SİVİL TOPLUM VE OSMANLI TÜRK TOPLUMU
Osmanlı devlet ve toplum yapısı gereği merkezde hanedan ve ona bağlı bürokrasi bulunurken çevrede ise reaya(halk) vardır.
Osmanlıda batılı monarşilerle karıştırılarak padişahın güçlerini sınırlandıran bir dinamiğin olmadığı sanılmaktadır. Aksine padişahın iktidarını sınırlayan dinamik vardır çünkü
Osmanlı’da STK ların işlevlerine benzer 3 etken vardır
1-Şer’i hukuk kurallarıdır : Padişah devletin yapısı gereği İslam hukukuna uymak zorundadır.
2-Örfi hukuk : Osmanlı toplumunda ve yönetiminde örf önemli bir yere sahiptir. Öyle ki değişik, bölgelerde farklı örf ve adetler bulunduğundan, her sancak ve bölgede ayrı ayrı yasalar yapılmıştır.
3-Ulema
Bu nedenle, Osmanlı toplumunda batılı anlamda sivil toplum olmamakla birlikte Osmanlığı kendi şartları içinde değerlendirmek gerekir.
Hatta osmanlı’da sivil toplum potansiyeli taşıyan bazı unsurlar da vardır ;
1 – Millet sistemine dayalı bir toplumsal yapı içerisinde farklılıklara özerk bir alan tanımış olması sivil toplum görüntüsü çağrıştırmaktadır.
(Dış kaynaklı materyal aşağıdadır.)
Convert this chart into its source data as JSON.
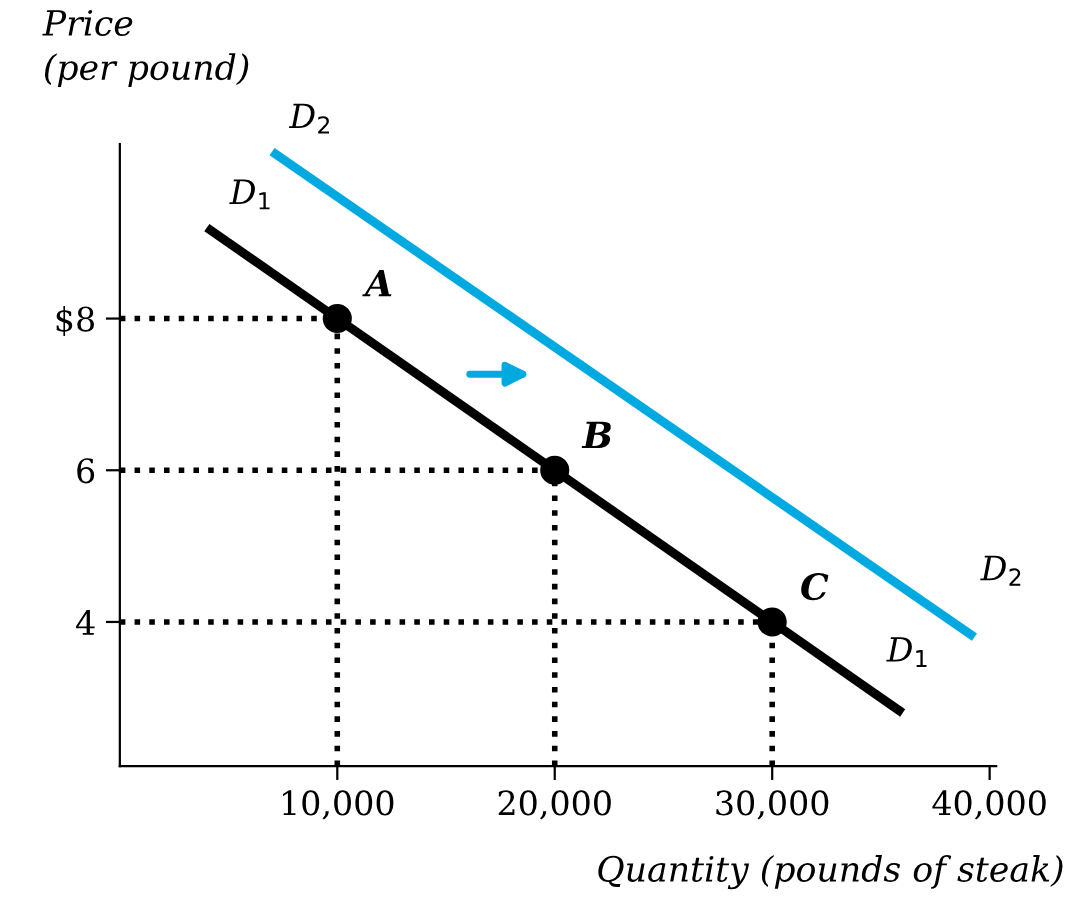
{
  "chart_data": {
    "type": "line",
    "xlabel": "Quantity (pounds of steak)",
    "ylabel": "Price\n(per pound)",
    "xlim": [
      0,
      40300
    ],
    "ylim": [
      2.1,
      10.3
    ],
    "xticks": [
      {
        "value": 10000,
        "label": "10,000"
      },
      {
        "value": 20000,
        "label": "20,000"
      },
      {
        "value": 30000,
        "label": "30,000"
      },
      {
        "value": 40000,
        "label": "40,000"
      }
    ],
    "yticks": [
      {
        "value": 4,
        "label": "4"
      },
      {
        "value": 6,
        "label": "6"
      },
      {
        "value": 8,
        "label": "$8"
      }
    ],
    "grid": false,
    "series": [
      {
        "name": "D$_{1}$",
        "color": "#000000",
        "x": [
          4000,
          36000
        ],
        "values": [
          9.2,
          2.8
        ]
      },
      {
        "name": "D$_{2}$",
        "color": "#00a9e0",
        "x": [
          7000,
          39300
        ],
        "values": [
          10.2,
          3.8
        ]
      },
      {
        "type": "scatter",
        "color": "#000000",
        "marker": "circle",
        "x": [
          10000,
          20000,
          30000
        ],
        "values": [
          8,
          6,
          4
        ]
      }
    ],
    "ref_lines": [
      {
        "axis": "y",
        "value": 8,
        "line_style": "dotted",
        "color": "#000000"
      },
      {
        "axis": "y",
        "value": 6,
        "line_style": "dotted",
        "color": "#000000"
      },
      {
        "axis": "y",
        "value": 4,
        "line_style": "dotted",
        "color": "#000000"
      },
      {
        "axis": "x",
        "value": 10000,
        "line_style": "dotted",
        "color": "#000000"
      },
      {
        "axis": "x",
        "value": 20000,
        "line_style": "dotted",
        "color": "#000000"
      },
      {
        "axis": "x",
        "value": 30000,
        "line_style": "dotted",
        "color": "#000000"
      }
    ],
    "annotations": [
      {
        "text": "A",
        "x": 10000,
        "y": 8
      },
      {
        "text": "B",
        "x": 20000,
        "y": 6
      },
      {
        "text": "C",
        "x": 30000,
        "y": 4
      }
    ]
  }
}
2-Sivil toplum unsuru olabilme özelliği taşıyan ikinci yapı ise localardır.
3- Dini örgütlenmeler de diğer bir özellik olarak sayılır, dini örgütlenmeler resmi düzeyde ve hak düzeyinde olmak üzere ikili yapılanma içindedir. Resmi yön şeyhülislamın temsil yapılanmadır. Halk kanadında tarikatlar vardır.
Gerçek anlamda STK diyebileceğimiz tarikatlar en güçlü liderleri bile zaman zaman etkileyip yönlendirebildikleri halde sürekli olarak devletin resmi bürokratik örgütlenmesi dışında kalmışlardır.
Tarikatlar, Osmanlıda devlet ile toplum arasında hem tampon görevi hem de iletişimi sağlayan kanallardan biri olmuştur.
4- Vakıflar, dünyada henüz sosyal adalet sosyal refah dengeli gelir dağılımı sosyal güvenlik ve sosyal hizmet gibi kavramlar telaffuz edilmediği dönemlerde İslam toplumlarında özellikle de Osmanlı toplumlarında devletin organizasyon şemasında yer almayan ancak devletin bilgisi dahilinde olmuştur.
KISACASI ; klasik Osmanlı döneminde sivil yapılar sosyal amaçlı örgütlenmelerdir, ilk bakışta ilk sivil toplum kaynağı olabilecek olan bu unsurların bazı istisnai kurumlar ve durumlar hariç devlet ile ilişkilerinde devleti önceleyen bir yaklaşım içinde oldukları da bilinir.